The Movement for Peace with Justice and Dignity, a group founded by prominent poet Javier Sicilia, recalled the more than 10,000 people who have gone missing amid the drug war that has claimed 50,000 lives in Mexico over the last five years.

In a ceremony staged at the foot of the capital's Angel of Independence monument, Sicilia said that the Mexican state has committed "a tremendous crime" consisting of "having denied the victims, forgotten them, made them into a numerology that could be 1 or 10,000, it doesn't matter."

Before the event, members of the moment marched along the Paseo de la Reforma and "embalmed" with black cord several of the statues of Mexican heroes to recall the people who have disappeared.
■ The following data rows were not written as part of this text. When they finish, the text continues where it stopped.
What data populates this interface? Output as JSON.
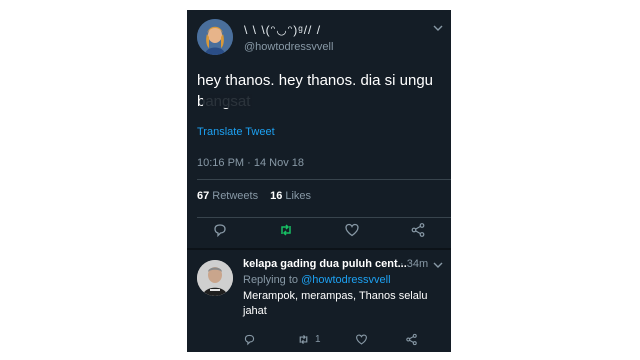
{
  "tweet": {
    "display_name": "\\ \\ \\(ᵔ◡ᵔ)ᵍ// /",
    "handle": "@howtodressvvell",
    "text_part1": "hey thanos. hey thanos. dia si ungu ",
    "text_censored": "bangsat",
    "translate": "Translate Tweet",
    "timestamp": "10:16 PM · 14 Nov 18",
    "retweets_count": "67",
    "retweets_label": "Retweets",
    "likes_count": "16",
    "likes_label": "Likes",
    "icons": [
      "reply-icon",
      "retweet-icon",
      "like-icon",
      "share-icon"
    ],
    "retweet_accent": "#17bf63"
  },
  "reply": {
    "name": "kelapa gading dua puluh cent...",
    "time": "· 34m",
    "replying_prefix": "Replying to",
    "replying_handle": "@howtodressvvell",
    "text": "Merampok, merampas, Thanos selalu jahat",
    "retweet_count": "1"
  },
  "colors": {
    "background": "#141d26",
    "link": "#1da1f2",
    "muted": "#8899a6"
  }
}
"That is a very serious crime and now the state is starting to compensate and we're beginning to compensate by making the victims visible," said Sicilia at the event.
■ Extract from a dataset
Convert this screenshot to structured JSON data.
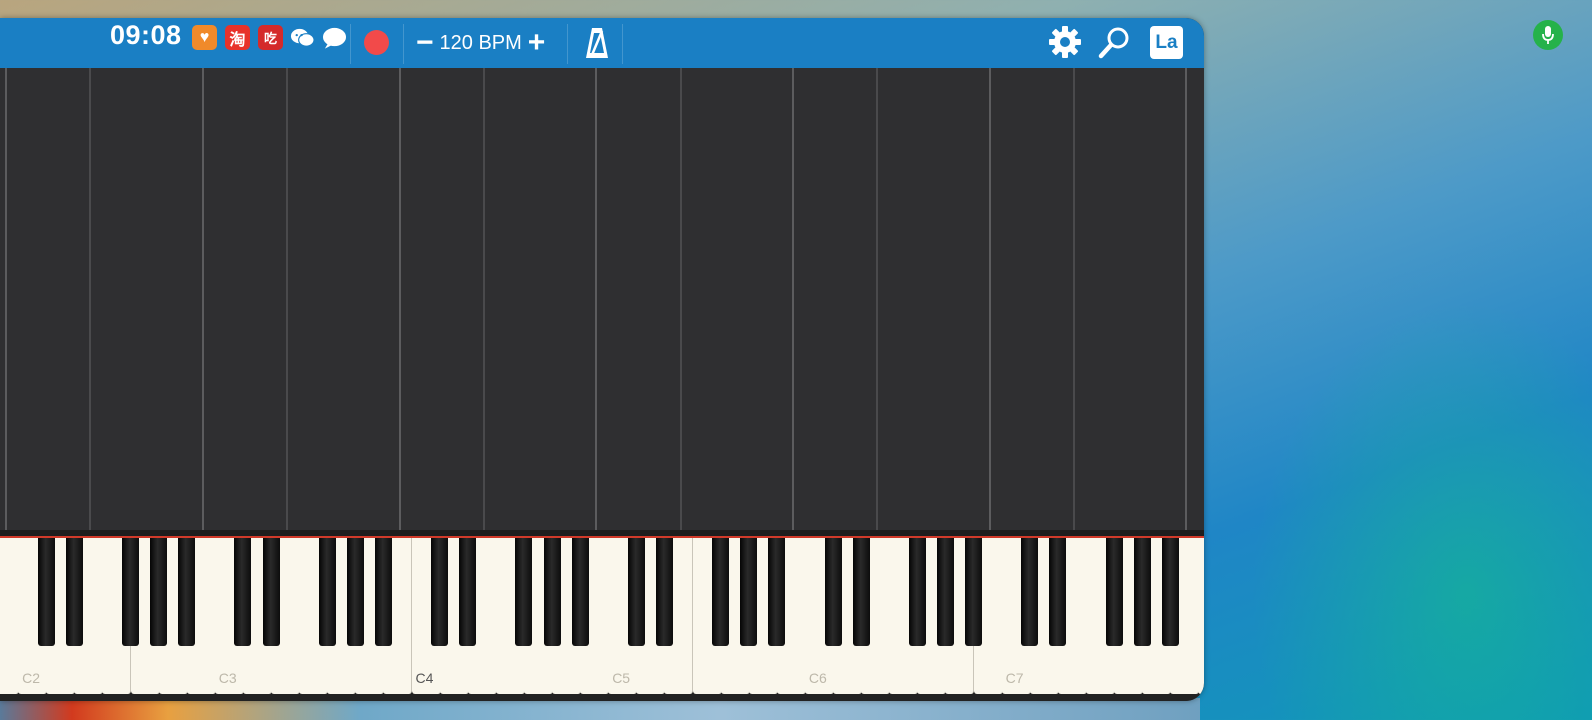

He noted that the families of all the disappeared "live facing an atrocious abyss because they don't know if they're alive, and if they are, in what condition, and if they're dead they don't know what happened to them and they don't have their bodies."
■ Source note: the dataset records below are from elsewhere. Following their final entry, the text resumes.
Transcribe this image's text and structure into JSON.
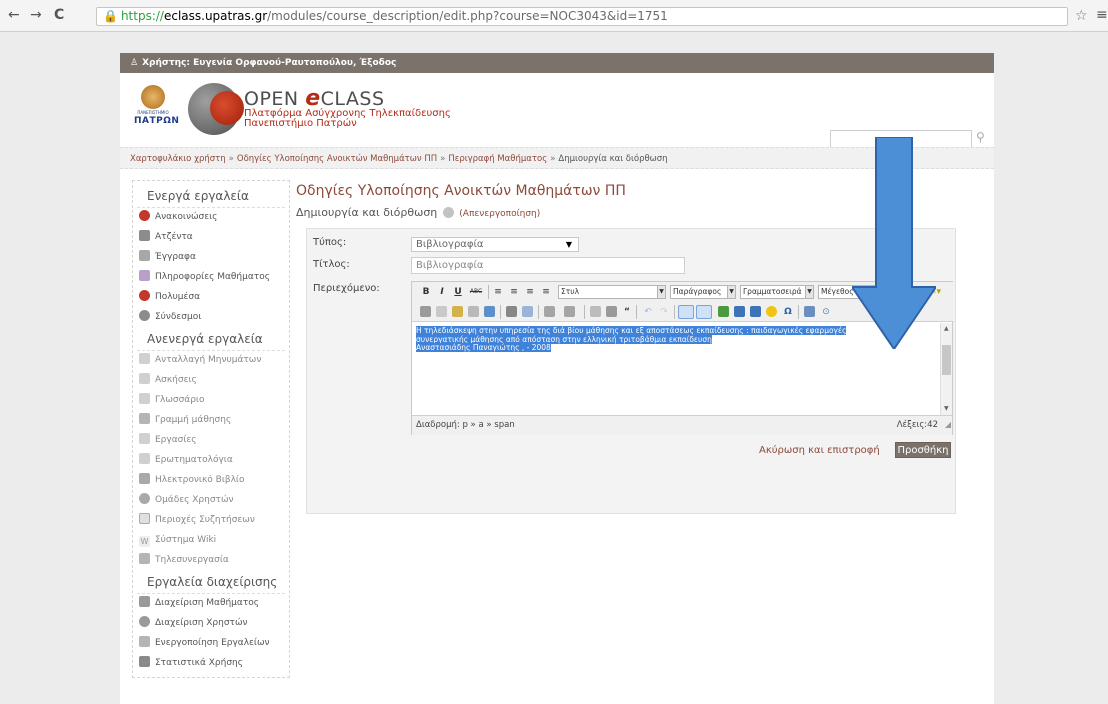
{
  "browser": {
    "url_scheme": "https://",
    "url_host": "eclass.upatras.gr",
    "url_path": "/modules/course_description/edit.php?course=NOC3043&id=1751",
    "back_icon": "←",
    "forward_icon": "→",
    "reload_icon": "C",
    "star_icon": "☆",
    "menu_icon": "≡"
  },
  "userbar": {
    "text": "Χρήστης: Ευγενία Ορφανού-Ραυτοπούλου, Έξοδος"
  },
  "header": {
    "uni_sub": "ΠΑΝΕΠΙΣΤΗΜΙΟ",
    "uni_name": "ΠΑΤΡΩΝ",
    "brand_open": "OPEN",
    "brand_e": "e",
    "brand_class": "CLASS",
    "subtitle1": "Πλατφόρμα Ασύγχρονης Τηλεκπαίδευσης",
    "subtitle2": "Πανεπιστήμιο Πατρών"
  },
  "breadcrumb": {
    "items": [
      "Χαρτοφυλάκιο χρήστη",
      "Οδηγίες Υλοποίησης Ανοικτών Μαθημάτων ΠΠ",
      "Περιγραφή Μαθήματος"
    ],
    "separator": "»",
    "current": "Δημιουργία και διόρθωση"
  },
  "sidebar": {
    "active_title": "Ενεργά εργαλεία",
    "active_items": [
      "Ανακοινώσεις",
      "Ατζέντα",
      "Έγγραφα",
      "Πληροφορίες Μαθήματος",
      "Πολυμέσα",
      "Σύνδεσμοι"
    ],
    "inactive_title": "Ανενεργά εργαλεία",
    "inactive_items": [
      "Ανταλλαγή Μηνυμάτων",
      "Ασκήσεις",
      "Γλωσσάριο",
      "Γραμμή μάθησης",
      "Εργασίες",
      "Ερωτηματολόγια",
      "Ηλεκτρονικό Βιβλίο",
      "Ομάδες Χρηστών",
      "Περιοχές Συζητήσεων",
      "Σύστημα Wiki",
      "Τηλεσυνεργασία"
    ],
    "admin_title": "Εργαλεία διαχείρισης",
    "admin_items": [
      "Διαχείριση Μαθήματος",
      "Διαχείριση Χρηστών",
      "Ενεργοποίηση Εργαλείων",
      "Στατιστικά Χρήσης"
    ]
  },
  "main": {
    "title": "Οδηγίες Υλοποίησης Ανοικτών Μαθημάτων ΠΠ",
    "subtitle": "Δημιουργία και διόρθωση",
    "deactivate": "(Απενεργοποίηση)"
  },
  "form": {
    "type_label": "Τύπος:",
    "type_value": "Βιβλιογραφία",
    "title_label": "Τίτλος:",
    "title_value": "Βιβλιογραφία",
    "content_label": "Περιεχόμενο:",
    "cancel": "Ακύρωση και επιστροφή",
    "submit": "Προσθήκη"
  },
  "editor": {
    "btn_bold": "B",
    "btn_italic": "I",
    "btn_underline": "U",
    "btn_strike": "ABC",
    "style_select": "Στυλ",
    "format_select": "Παράγραφος",
    "font_select": "Γραμματοσειρά",
    "size_select": "Μέγεθος Γραμμ",
    "content_line1": "Η τηλεδιάσκεψη στην υπηρεσία της διά βίου μάθησης και εξ αποστάσεως εκπαίδευσης : παιδαγωγικές εφαρμογές",
    "content_line2": "συνεργατικής μάθησης από απόσταση στην ελληνική τριτοβάθμια εκπαίδευση",
    "content_line3": "Αναστασιάδης Παναγιώτης , - 2008",
    "path": "Διαδρομή: p » a » span",
    "words": "Λέξεις:42"
  },
  "colors": {
    "brand_red": "#b42b17",
    "userbar_bg": "#7b726b",
    "arrow_blue": "#4d8fd6",
    "selection_blue": "#3f82d9"
  }
}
Whether it be at the hands of criminal organizations or the Mexican authorities, which are involved in some of the cases denounced by the movement, Sicilia said that it is "outrageous that a state cannot know where 10,000 or many more than 10,000 of its citizens are."

At the event, demonstrators recalled several of the movement's activists who have been murdered recently, while the daughters of two environmental campaigners who disappeared on Dec. 6 appealed publicly to their captors to release them alive.

Sicilia founded the Movement for Peace with Justice and Dignity in April after the brutal murder of his son, Juan Francisco, and six other people in the central state of Morelos by suspected drug-gang members.

The group, which has organized several marches bringing together relatives of victims of violence, is demanding an end to President Felipe Calderon's deployment of tens of thousands of troops to drug-war flashpoints.

The strategy has led to headline-grabbing captures of cartel kingpins, but drug-related violence has skyrocketed and claimed 50,000 lives nationwide during Calderon's tenure, which began in December 2006.